N Chandrasekaran’s last quarter as the CEO of India’s largest software exporter TCS turned out to be better than estimated with the company reporting a 10.9 per cent growth in net profit for the third quarter ended December 31, growing to ₹6,778 crore from ₹6,110 crore in the same period last year due to rapid growth in digital revenues.

Chandrasekaran acknowledged possible headwinds that may arise due to restrictions on H-1B work visas in the US but said TCS is well prepared to handle those issues.

A new bill in the US seeks to raise salary benchmark for H-1B visa holders from $60,000 to a minimum of $100,000 while also restricting the number of H-1B visas given out. Indian IT companies are the largest beneficiaries of H-1B visas.

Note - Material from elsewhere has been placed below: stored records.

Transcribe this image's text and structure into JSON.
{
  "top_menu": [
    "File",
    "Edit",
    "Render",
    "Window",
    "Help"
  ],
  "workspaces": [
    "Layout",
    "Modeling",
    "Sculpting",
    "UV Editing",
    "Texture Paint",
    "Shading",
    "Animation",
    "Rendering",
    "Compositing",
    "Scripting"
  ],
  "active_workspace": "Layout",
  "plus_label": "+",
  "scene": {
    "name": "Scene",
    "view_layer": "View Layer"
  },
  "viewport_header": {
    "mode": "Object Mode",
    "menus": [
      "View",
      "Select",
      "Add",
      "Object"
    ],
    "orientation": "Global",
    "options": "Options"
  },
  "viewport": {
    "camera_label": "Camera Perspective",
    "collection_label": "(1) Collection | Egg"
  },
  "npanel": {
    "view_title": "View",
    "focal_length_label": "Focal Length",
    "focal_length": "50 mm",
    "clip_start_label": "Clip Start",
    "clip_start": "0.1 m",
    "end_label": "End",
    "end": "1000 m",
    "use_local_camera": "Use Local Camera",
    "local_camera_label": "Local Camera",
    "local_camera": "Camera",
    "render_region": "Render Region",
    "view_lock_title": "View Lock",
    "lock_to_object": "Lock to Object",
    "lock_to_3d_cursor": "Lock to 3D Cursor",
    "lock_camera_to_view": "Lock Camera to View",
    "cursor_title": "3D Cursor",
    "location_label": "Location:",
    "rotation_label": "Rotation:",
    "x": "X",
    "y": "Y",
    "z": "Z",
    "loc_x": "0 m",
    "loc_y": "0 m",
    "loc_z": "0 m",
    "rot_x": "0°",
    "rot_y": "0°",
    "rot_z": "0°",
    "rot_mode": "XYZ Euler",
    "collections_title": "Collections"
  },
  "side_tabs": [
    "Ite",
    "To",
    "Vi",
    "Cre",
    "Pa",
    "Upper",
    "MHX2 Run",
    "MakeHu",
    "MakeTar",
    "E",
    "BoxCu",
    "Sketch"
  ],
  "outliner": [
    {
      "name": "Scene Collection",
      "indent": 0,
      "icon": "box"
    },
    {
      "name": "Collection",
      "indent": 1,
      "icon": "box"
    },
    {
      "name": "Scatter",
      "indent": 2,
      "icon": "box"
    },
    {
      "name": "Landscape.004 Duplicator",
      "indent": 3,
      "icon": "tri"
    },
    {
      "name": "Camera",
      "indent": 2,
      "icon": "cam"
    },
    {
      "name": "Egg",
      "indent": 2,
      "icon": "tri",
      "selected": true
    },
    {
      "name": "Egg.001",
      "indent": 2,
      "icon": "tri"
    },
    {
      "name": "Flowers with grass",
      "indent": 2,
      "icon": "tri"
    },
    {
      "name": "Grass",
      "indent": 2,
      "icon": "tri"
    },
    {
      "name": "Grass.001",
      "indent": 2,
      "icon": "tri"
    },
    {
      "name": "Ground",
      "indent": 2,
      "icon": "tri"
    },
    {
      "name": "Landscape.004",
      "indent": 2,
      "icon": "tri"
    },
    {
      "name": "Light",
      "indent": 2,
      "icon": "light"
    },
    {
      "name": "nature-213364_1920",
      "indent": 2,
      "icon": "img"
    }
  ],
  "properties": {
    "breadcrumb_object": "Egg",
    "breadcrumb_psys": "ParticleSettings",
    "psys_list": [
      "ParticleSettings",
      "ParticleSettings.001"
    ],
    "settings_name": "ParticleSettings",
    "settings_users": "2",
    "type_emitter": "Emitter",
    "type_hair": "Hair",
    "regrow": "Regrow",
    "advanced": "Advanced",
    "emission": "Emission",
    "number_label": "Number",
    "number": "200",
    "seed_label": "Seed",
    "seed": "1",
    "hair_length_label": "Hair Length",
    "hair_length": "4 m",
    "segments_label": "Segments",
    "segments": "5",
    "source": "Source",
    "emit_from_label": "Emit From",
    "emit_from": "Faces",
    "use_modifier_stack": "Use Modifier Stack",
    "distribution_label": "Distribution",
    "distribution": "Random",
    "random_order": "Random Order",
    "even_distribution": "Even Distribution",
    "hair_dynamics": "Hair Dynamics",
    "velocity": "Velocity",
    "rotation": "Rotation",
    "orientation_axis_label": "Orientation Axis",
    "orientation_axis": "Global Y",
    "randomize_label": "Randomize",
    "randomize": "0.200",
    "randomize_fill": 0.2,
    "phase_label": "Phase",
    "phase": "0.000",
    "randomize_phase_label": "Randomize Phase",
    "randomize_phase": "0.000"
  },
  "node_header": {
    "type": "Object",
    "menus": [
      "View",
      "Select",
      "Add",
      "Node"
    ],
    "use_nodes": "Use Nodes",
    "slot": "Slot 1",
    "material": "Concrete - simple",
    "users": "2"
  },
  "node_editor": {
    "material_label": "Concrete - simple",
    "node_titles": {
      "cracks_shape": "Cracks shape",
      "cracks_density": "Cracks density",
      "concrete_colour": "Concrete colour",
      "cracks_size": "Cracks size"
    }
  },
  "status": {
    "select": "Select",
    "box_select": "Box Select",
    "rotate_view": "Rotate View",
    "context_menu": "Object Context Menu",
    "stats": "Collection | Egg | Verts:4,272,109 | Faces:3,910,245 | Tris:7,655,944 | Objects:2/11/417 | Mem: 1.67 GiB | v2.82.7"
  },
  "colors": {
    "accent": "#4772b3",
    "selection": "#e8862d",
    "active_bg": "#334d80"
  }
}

“In 2015, we decided that we have to operate in a visa constraint regime. So from 2015 when we used to apply for 14,000 visas, we applied for only 4,000 visas last year,” Chandrasekaran said. “About one third of those are granted. We have also been able to execute by making changes to our business model.

“We believe that we are preparing ourselves for a headwind should it arise. On the cost side, we have expats, subcontractors and local hires in US. We are aligning our cost structures for that mix and leveraging our nearshore centres and global centres.”

Revenues up 8.7% Revenue of Tata Consultancy Services was up 8.7 per cent at ₹29,735 crore in the third quarter of 2016-17, from ₹27,364 crore in the year-ago period.

Chandrasekaran said there were significant headwinds in the last few quarters, including those in Japan, LATAM and Diligenta unit in the UK but the company has moved past all of them.

TCS’ digital revenues grew 6.6 per cent over the sequential quarter while growing as much as 30 per cent over the same quarter last year.

The company managed to crack nine deals in the quarter including three in banking and two in retail although $100 million + deals remained out of sight.

Currency impact Chandrasekaran said currency fluctuations were the major reason for not seeing deals larger than $100 million in the quarter.

The total employee strength at the end of Q3 was 3,78,497 on a consolidated basis with gross addition of 18,362 and net addition of 6,978 employees. The total attrition rate further fell to 11.3 per cent in IT services and was at 12.2 per cent, including BPS.

During the quarter, growth was led by Energy & Utilities (up 5.8 per cent sequentially), Hi-Tech (up 2.6 per cent sequentially), BFSI (up 2.1 per cent sequentially), Manufacturing (up 2.1 per cent sequentially) and Retail (up 1.9 per cent sequentially) in constant currency.